January 20, 2009
At the end of this exercise, you and your client will have jointly created a list of reasons to be anxious in the short term. And by adding concerns beyond the ones that clients raise, you reinforce your position and credibility as providing balanced, objective advice, not just focusing on the positives.
Now it’s time to shift your attention to the right hand side of the page and say: “Are there any offsetting positives in the short term?”
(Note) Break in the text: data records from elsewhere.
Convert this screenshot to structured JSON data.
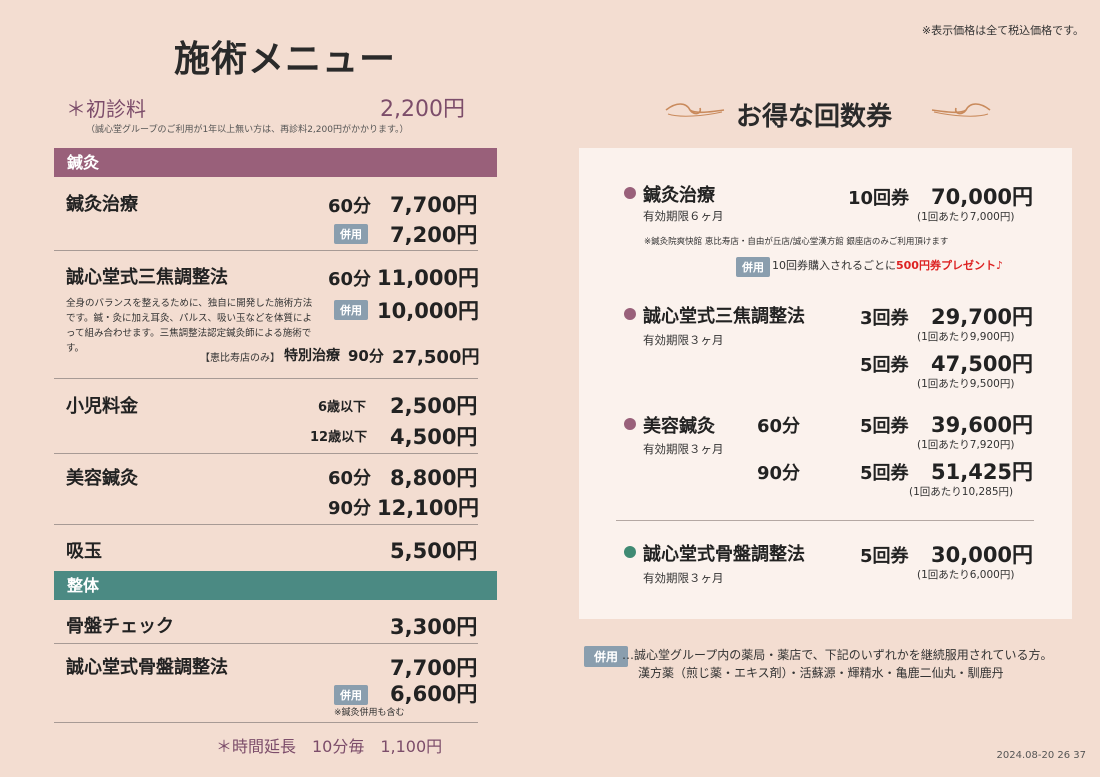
{
  "title": "施術メニュー",
  "tax_note": "※表示価格は全て税込価格です。",
  "first_visit": {
    "label": "＊初診料",
    "price": "2,200円",
    "note": "（誠心堂グループのご利用が1年以上無い方は、再診料2,200円がかかります。）"
  },
  "section_acupuncture": "鍼灸",
  "section_seitai": "整体",
  "combined_tag": "併用",
  "menu": {
    "hari": {
      "name": "鍼灸治療",
      "m60": "60分",
      "p60": "7,700円",
      "pc": "7,200円"
    },
    "sansho": {
      "name": "誠心堂式三焦調整法",
      "m60": "60分",
      "p60": "11,000円",
      "pc": "10,000円",
      "desc": "全身のバランスを整えるために、独自に開発した施術方法です。鍼・灸に加え耳灸、パルス、吸い玉などを体質によって組み合わせます。三焦調整法認定鍼灸師による施術です。",
      "special_prefix": "【恵比寿店のみ】",
      "special_name": "特別治療",
      "special_min": "90分",
      "special_price": "27,500円"
    },
    "child": {
      "name": "小児料金",
      "a1": "6歳以下",
      "p1": "2,500円",
      "a2": "12歳以下",
      "p2": "4,500円"
    },
    "biyo": {
      "name": "美容鍼灸",
      "m60": "60分",
      "p60": "8,800円",
      "m90": "90分",
      "p90": "12,100円"
    },
    "kyugyoku": {
      "name": "吸玉",
      "price": "5,500円"
    },
    "kotsuban_check": {
      "name": "骨盤チェック",
      "price": "3,300円"
    },
    "kotsuban": {
      "name": "誠心堂式骨盤調整法",
      "price": "7,700円",
      "pc": "6,600円",
      "note": "※鍼灸併用も含む"
    }
  },
  "extension": "＊時間延長　10分毎　1,100円",
  "coupon": {
    "title": "お得な回数券",
    "hari": {
      "name": "鍼灸治療",
      "valid": "有効期限６ヶ月",
      "tix": "10回券",
      "price": "70,000円",
      "per": "(1回あたり7,000円)",
      "note": "※鍼灸院爽快館 恵比寿店・自由が丘店/誠心堂漢方館 銀座店のみご利用頂けます",
      "present_pre": "10回券購入されるごとに",
      "present": "500円券プレゼント♪"
    },
    "sansho": {
      "name": "誠心堂式三焦調整法",
      "valid": "有効期限３ヶ月",
      "t1": "3回券",
      "p1": "29,700円",
      "per1": "(1回あたり9,900円)",
      "t2": "5回券",
      "p2": "47,500円",
      "per2": "(1回あたり9,500円)"
    },
    "biyo": {
      "name": "美容鍼灸",
      "valid": "有効期限３ヶ月",
      "m1": "60分",
      "t1": "5回券",
      "p1": "39,600円",
      "per1": "(1回あたり7,920円)",
      "m2": "90分",
      "t2": "5回券",
      "p2": "51,425円",
      "per2": "(1回あたり10,285円)"
    },
    "kotsuban": {
      "name": "誠心堂式骨盤調整法",
      "valid": "有効期限３ヶ月",
      "tix": "5回券",
      "price": "30,000円",
      "per": "(1回あたり6,000円)"
    }
  },
  "footnote": {
    "line1": "…誠心堂グループ内の薬局・薬店で、下記のいずれかを継続服用されている方。",
    "line2": "漢方薬（煎じ薬・エキス剤）・活蘇源・輝精水・亀鹿二仙丸・馴鹿丹"
  },
  "date": "2024.08-20 26 37",
  "colors": {
    "purple": "#99607a",
    "teal": "#4b8a83",
    "dot_purple": "#99607a",
    "dot_teal": "#3f8a73"
  }
}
Given the fixation in the media and among many investors on bad news, clients are likely to need help identifying short-term positives. Among the candidates for the right side of the page:
- Central banks have intervened in a coordinated fashion to contain the financial crisis to prevent bank failures and provide liquidity to the system
- Banning short selling in financial institutions should help stabilize some of the extreme speculation
- Dropping oil prices have reduced concerns about inflation around the world – giving central banks the ability to cut interest rates to add stimulus to the economy and putting dollars into the hands of consumers
- The U.S. appears to have turned the corner in Iraq – the prospect of withdrawing will take away a big drain on the American budget
- We can gain some confidence from strong leadership from people like Henry Paulsen and Ben Bernanke in the U.S. and European leaders like Angela Merkel, Gordon Brown, Nicholas Sarkozy and Jean-Claude Trichet of the European Central Bank
- The market correction has created what appear to be real bargains for investors who are selective – witness the large investments in Goldman Sachs and General Electric by Warren Buffett. There’s reason to believe we may look back upon this as an outstanding buying opportunity, particularly among some solid companies who have been beaten down and as a result are paying dividends of three, four or five percent.
Part Three: Putting current concerns in perspective
Once you’ve finalized that list, go on to say something like:
“At every given point in time, there are causes for optimism and causes for concern.
“If we had done this same exercise ten years ago in the fall of 1998, we would have listed threats from what was called the Asian contagion with the collapse in currencies in Asia and the Russian ruble and the implosion of Long Term Capital, a massive hedge fund that blew up and almost brought the global financial system to its knees.
“And if we’d done this exercise at the end of 1990, when the market was down sharply as well, we would have listed the recession in which the US found itself and the American S & L lending crisis (the last time the U.S. Government had to intervene), the broad slump in residential and commercial real estate and the huge uncertainty about the impending response to the invasion of Kuwait by Iraq that took place earlier that year.”
On this topic, I received a recent email from Art Schooley at The Personal Coach in Kitchener Waterloo. Attached was a December 1990 article from the Knight Ridder with the headline “Bank crisis risks turning recession into depression.” (If you want a copy of this article, Art can be reached at .)
The causes for concern in this gloomy article could be used verbatim today:
- U.S. banks going under at a level not seen since the 1930’s
- A resulting credit crunch and pull back on lending
- Plunging U.S. consumer confidence
- A 50% decline in stocks of leading banks like Citicorp
You could go on to tell clients: “Psychologists tell us that the human brain is unable to recall pain accurately – if we were able to do so, many fewer women would have a second child. As a result, we overestimate the level of pain we’re feeling today compared to the past; whenever we enter these kinds of market conditions, it always feels like it’s much worse than ever before.
“The tech bubble in 2000 was rationalized by investors who said ‘It’s different this time’. Today, we’re hearing people using the same words, saying today’s downturn can’t be compared to those of the past.
The aftermath of the tech crash reminded us why the words “It’s different this time” are considered so dangerous and costly for investors. It wasn’t different in 2000 and a strong case can be made that it’s not fundamentally different today, in fact that when it comes to market cycles, it’ never really different.”